Православная Церковь обладает интегральной идеологией Богочеловека Христа, ибо неотступно придерживается богочеловеческой методики святых Апостолов и Вселенских соборов. Человек православной, апостольской, святоотеческой веры чувствует и знает, что православные люди всего лишь соработники Святого Духа, соработники, которые непрестанной молитвой прислушиваются к тому, что Он велит, которые непрестанно творят то, что Он желает, которые непрестанно поверяют Им свои мысли, слова и дела.
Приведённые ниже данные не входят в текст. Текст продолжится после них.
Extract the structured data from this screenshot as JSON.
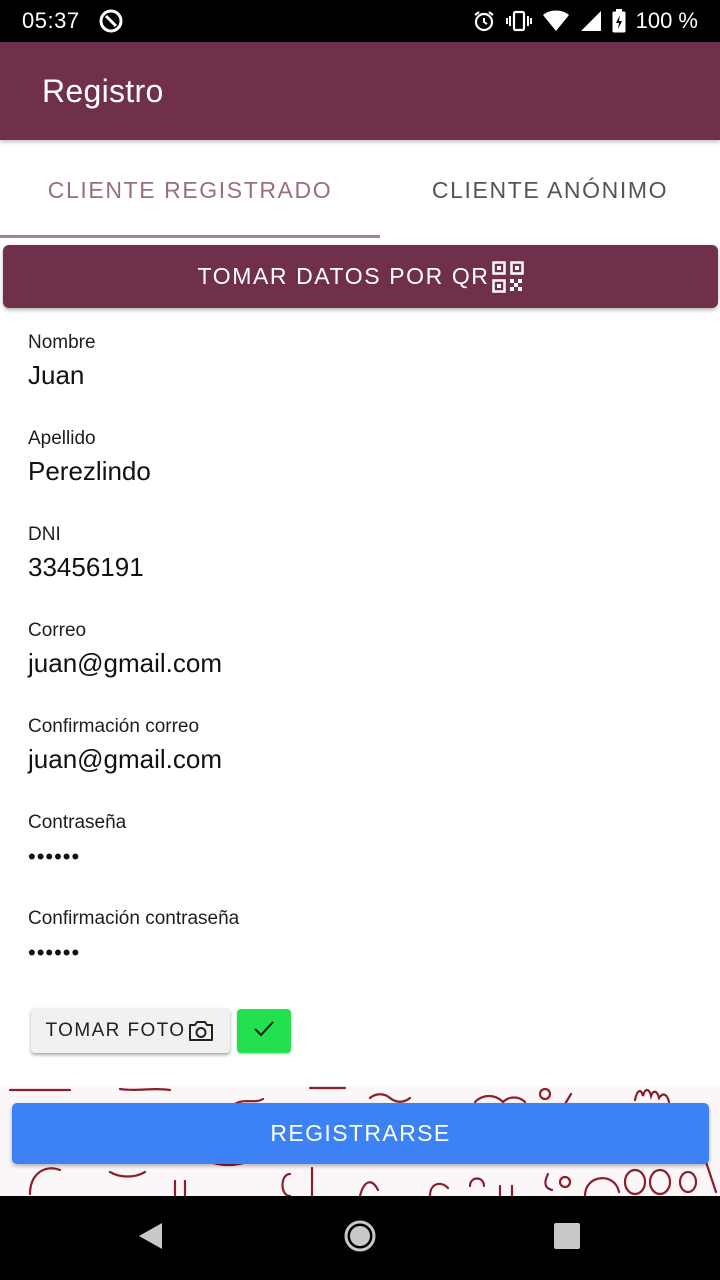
{
  "status_bar": {
    "time": "05:37",
    "battery": "100 %",
    "icons": [
      "data-saver-icon",
      "alarm-icon",
      "vibrate-icon",
      "wifi-icon",
      "signal-icon",
      "battery-charging-icon"
    ]
  },
  "app_bar": {
    "title": "Registro"
  },
  "tabs": [
    {
      "label": "CLIENTE REGISTRADO",
      "selected": true
    },
    {
      "label": "CLIENTE ANÓNIMO",
      "selected": false
    }
  ],
  "qr_button": {
    "label": "TOMAR DATOS POR QR",
    "icon": "qr-code-icon"
  },
  "form": {
    "fields": [
      {
        "label": "Nombre",
        "value": "Juan"
      },
      {
        "label": "Apellido",
        "value": "Perezlindo"
      },
      {
        "label": "DNI",
        "value": "33456191"
      },
      {
        "label": "Correo",
        "value": "juan@gmail.com"
      },
      {
        "label": "Confirmación correo",
        "value": "juan@gmail.com"
      },
      {
        "label": "Contraseña",
        "value": "••••••"
      },
      {
        "label": "Confirmación contraseña",
        "value": "••••••"
      }
    ]
  },
  "photo": {
    "button_label": "TOMAR FOTO",
    "icon": "camera-icon",
    "status_icon": "check-icon"
  },
  "register_button": {
    "label": "REGISTRARSE"
  },
  "nav_bar": {
    "icons": [
      "back-icon",
      "home-icon",
      "recents-icon"
    ]
  },
  "colors": {
    "primary": "#70304c",
    "tab_selected": "#9b6d81",
    "register": "#3d82f5",
    "check": "#22e04e"
  }
}
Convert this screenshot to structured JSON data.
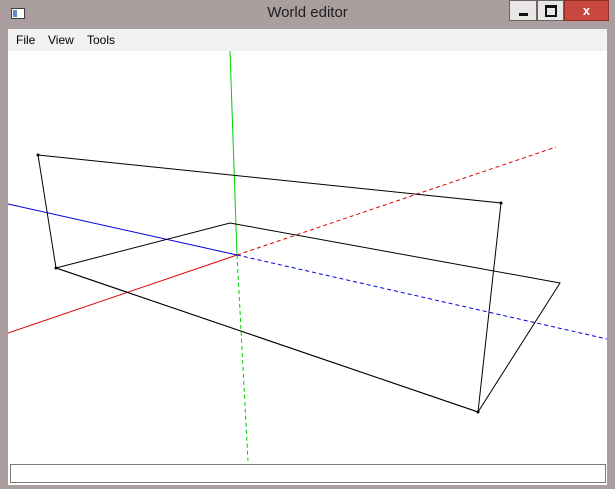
{
  "window": {
    "title": "World editor",
    "close_glyph": "x",
    "icons": {
      "app": "app-window-icon",
      "minimize": "minimize-icon",
      "maximize": "maximize-icon",
      "close": "close-icon"
    },
    "colors": {
      "frame": "#ab9e9f",
      "close_button": "#c9483d",
      "axis_x": "#e00000",
      "axis_y": "#00d000",
      "axis_z": "#0000e0",
      "geometry": "#000000"
    }
  },
  "menubar": {
    "items": [
      {
        "label": "File"
      },
      {
        "label": "View"
      },
      {
        "label": "Tools"
      }
    ]
  },
  "statusbar": {
    "value": ""
  }
}
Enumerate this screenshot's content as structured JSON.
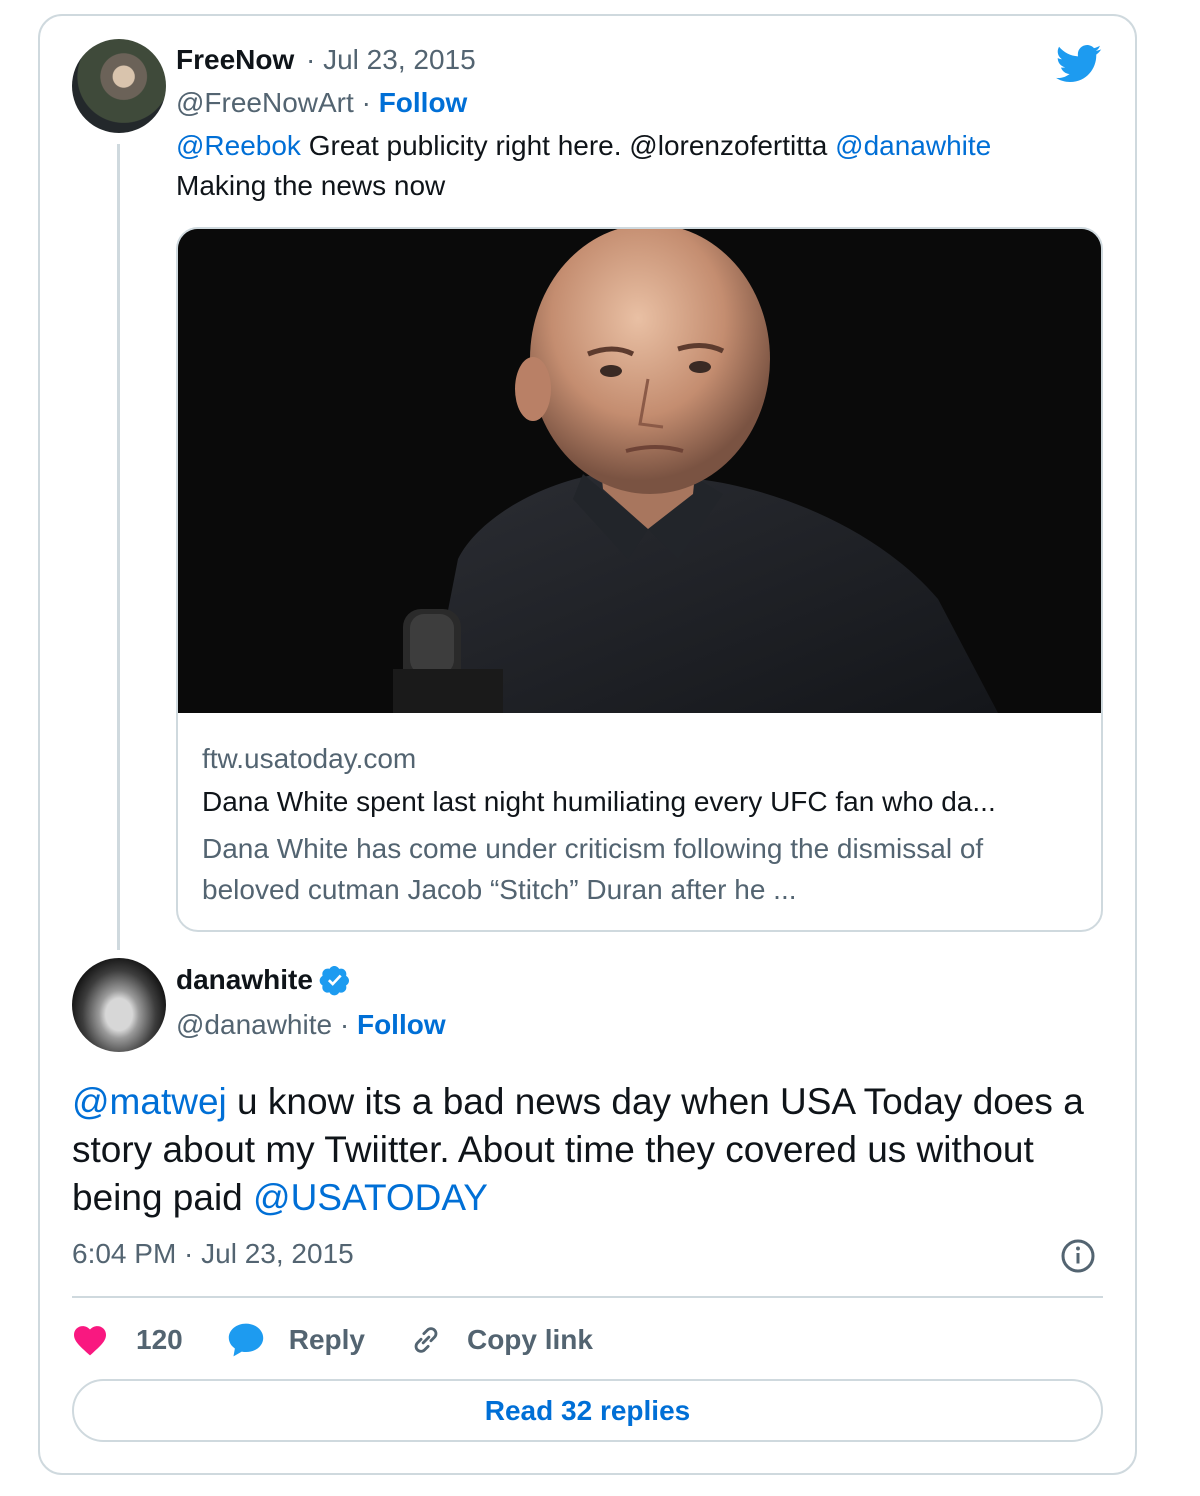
{
  "quoted_tweet": {
    "author_name": "FreeNow",
    "date": "· Jul 23, 2015",
    "handle": "@FreeNowArt",
    "separator": "·",
    "follow_label": "Follow",
    "text": {
      "mention_reebok": "@Reebok",
      "part1": " Great publicity right here. @lorenzofertitta ",
      "mention_dana": "@danawhite",
      "part2": "Making the news now"
    },
    "link_card": {
      "domain": "ftw.usatoday.com",
      "title": "Dana White spent last night humiliating every UFC fan who da...",
      "description": "Dana White has come under criticism following the dismissal of beloved cutman Jacob “Stitch” Duran after he ..."
    }
  },
  "main_tweet": {
    "author_name": "danawhite",
    "handle": "@danawhite",
    "separator": "·",
    "follow_label": "Follow",
    "text": {
      "mention_matwej": "@matwej",
      "body": " u know its a bad news day when USA Today does a story about my Twiitter. About time they covered us without being paid ",
      "mention_usatoday": "@USATODAY"
    },
    "timestamp": "6:04 PM · Jul 23, 2015"
  },
  "actions": {
    "likes_count": "120",
    "reply_label": "Reply",
    "copy_link_label": "Copy link"
  },
  "read_replies_label": "Read 32 replies",
  "colors": {
    "link_blue": "#006fd6",
    "twitter_blue": "#1d9bf0",
    "like_pink": "#f91880",
    "muted_gray": "#536471",
    "border": "#cfd9de"
  },
  "icons": [
    "twitter-bird-icon",
    "verified-badge-icon",
    "info-icon",
    "heart-icon",
    "reply-bubble-icon",
    "link-icon"
  ]
}
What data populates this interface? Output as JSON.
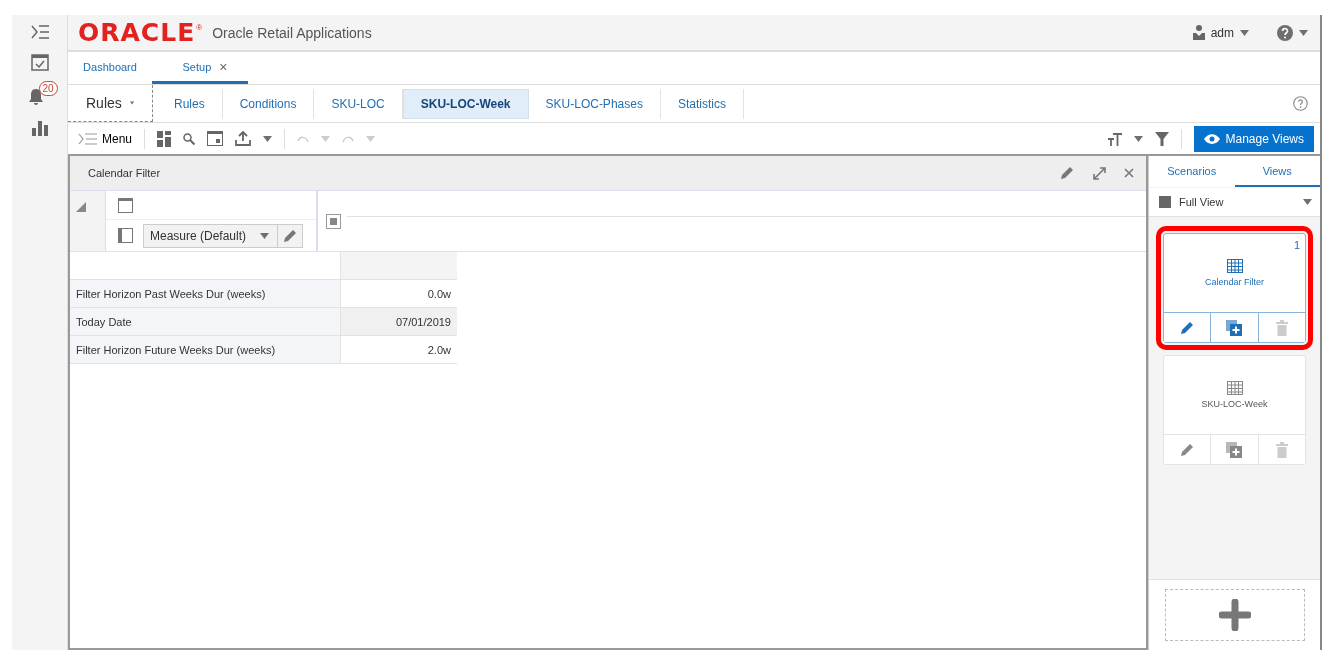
{
  "nav": {
    "badge": "20"
  },
  "header": {
    "logo": "ORACLE",
    "logo_mark": "®",
    "app_title": "Oracle Retail Applications",
    "user": "adm"
  },
  "tabs": [
    {
      "label": "Dashboard",
      "selected": false
    },
    {
      "label": "Setup",
      "selected": true,
      "close": "×"
    }
  ],
  "rules_menu": "Rules",
  "subtabs": [
    {
      "label": "Rules",
      "selected": false
    },
    {
      "label": "Conditions",
      "selected": false
    },
    {
      "label": "SKU-LOC",
      "selected": false
    },
    {
      "label": "SKU-LOC-Week",
      "selected": true
    },
    {
      "label": "SKU-LOC-Phases",
      "selected": false
    },
    {
      "label": "Statistics",
      "selected": false
    }
  ],
  "toolbar": {
    "menu": "Menu",
    "manage_views": "Manage Views"
  },
  "panel": {
    "title": "Calendar Filter",
    "measure": "Measure (Default)",
    "rows": [
      {
        "label": "Filter Horizon Past Weeks Dur (weeks)",
        "value": "0.0w",
        "editable": true
      },
      {
        "label": "Today Date",
        "value": "07/01/2019",
        "editable": false
      },
      {
        "label": "Filter Horizon Future Weeks Dur (weeks)",
        "value": "2.0w",
        "editable": true
      }
    ]
  },
  "views_panel": {
    "tabs": [
      {
        "label": "Scenarios",
        "selected": false
      },
      {
        "label": "Views",
        "selected": true
      }
    ],
    "view_select": "Full View",
    "cards": [
      {
        "title": "Calendar Filter",
        "number": "1",
        "highlighted": true,
        "active": true
      },
      {
        "title": "SKU-LOC-Week",
        "highlighted": false,
        "active": false
      }
    ]
  }
}
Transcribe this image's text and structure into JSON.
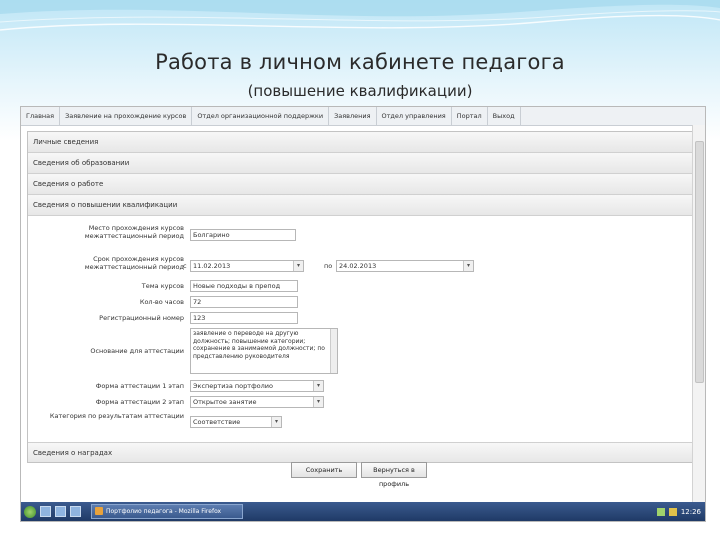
{
  "slide": {
    "title": "Работа в личном кабинете педагога",
    "subtitle": "(повышение квалификации)"
  },
  "menu": [
    "Главная",
    "Заявление на прохождение курсов",
    "Отдел организационной поддержки",
    "Заявления",
    "Отдел управления",
    "Портал",
    "Выход"
  ],
  "sections": {
    "personal": "Личные сведения",
    "education": "Сведения об образовании",
    "work": "Сведения о работе",
    "qualification": "Сведения о повышении квалификации",
    "awards": "Сведения о наградах"
  },
  "form": {
    "place_label": "Место прохождения курсов межаттестационный период",
    "place_value": "Болгарино",
    "period_label": "Срок прохождения курсов межаттестационный период",
    "period_from_prefix": "с",
    "period_from": "11.02.2013",
    "period_to_prefix": "по",
    "period_to": "24.02.2013",
    "topic_label": "Тема курсов",
    "topic_value": "Новые подходы в препод",
    "hours_label": "Кол-во часов",
    "hours_value": "72",
    "cert_label": "Регистрационный номер",
    "cert_value": "123",
    "basis_label": "Основание для аттестации",
    "basis_value": "заявление о переводе на другую должность; повышение категории; сохранение в занимаемой должности; по представлению руководителя",
    "form1_label": "Форма аттестации 1 этап",
    "form1_value": "Экспертиза портфолио",
    "form2_label": "Форма аттестации 2 этап",
    "form2_value": "Открытое занятие",
    "category_label": "Категория по результатам аттестации",
    "category_value": "Соответствие"
  },
  "buttons": {
    "save": "Сохранить",
    "back": "Вернуться в профиль"
  },
  "taskbar": {
    "task": "Портфолио педагога - Mozilla Firefox",
    "clock": "12:26"
  }
}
Поскольку всеединство богочеловеческой истины всегда присуще соборному сознанию Православной Церкви, то святые Отцы и Учители Церкви непрестанно участвуют в богочеловеческой жизни Церкви благодатным действием Святого Духа, почему православные патриархи нового времени и заявляют в своем Послании: «Святой Дух учит Церковь через святых Отцов и учителей Кафолической Церкви. […] Церковь научается от Живоначального Духа, но не иначе, как чрез посредство святых Отцов и Учителей… Кафолическая Церковь не может погрешать или заблуждаться и изрекать ложь вместо истины; ибо Дух Святой, всегда действующий через верно служащих Отцов и Учителей Церкви, предохраняет ее от всякого заблуждения»[38]38
  Послание Патриархов Восточно-Кафолической Церкви о православной вере (1723 г.), член 12 // [Догматические послания православных иерархов XVII–XIX вв. о православной вере. ТСЛ, 1995. С. 164–165.] – Прим. перев.


[Закрыть]
.

* * *

На европейском Западе христианство постепенно превратилось в гуманизм. Долго и усиленно Богочеловека суживали и, наконец, свели к человеку: к непогрешимому человеку в Риме и к не менее непогрешимому человеку в Берлине. Так возник западный христианско-гуманистический максимализм – папизм, который от Христа берет все, и западный христианско-гуманистический минимализм, который требует от Христа совсем мало, а часто и вообще ничего. И в папизме, и в протестантизме на место Богочеловека поставлен человек – и как наивысшая ценность, и как наивысший критерий. Совершена болезненная и тягостная коррекция Богочеловека, Его дела и Его учения.

Терпеливо и упорно трудился папизм, чтобы Богочеловека заменить человеком, пока наконец в догмате о непогрешимости папы Богочеловек не был навсегда заменен непогрешимым человеком. Ибо этим догматом человек решительно и ясно провозглашен чем-то большим не только человека, но и большим святых Отцов, и святых Апостолов, и святых Вселенских соборов. Таким отступлением от Богочеловека, от вселенской Церкви, папизм превзошел Лютера, творца протестантизма. В самом деле, первый, радикальный протест против единой, святой, соборной и апостольской Церкви надо искать в папизме, а не в лютеранстве. В том первом протесте есть и первый протестантизм.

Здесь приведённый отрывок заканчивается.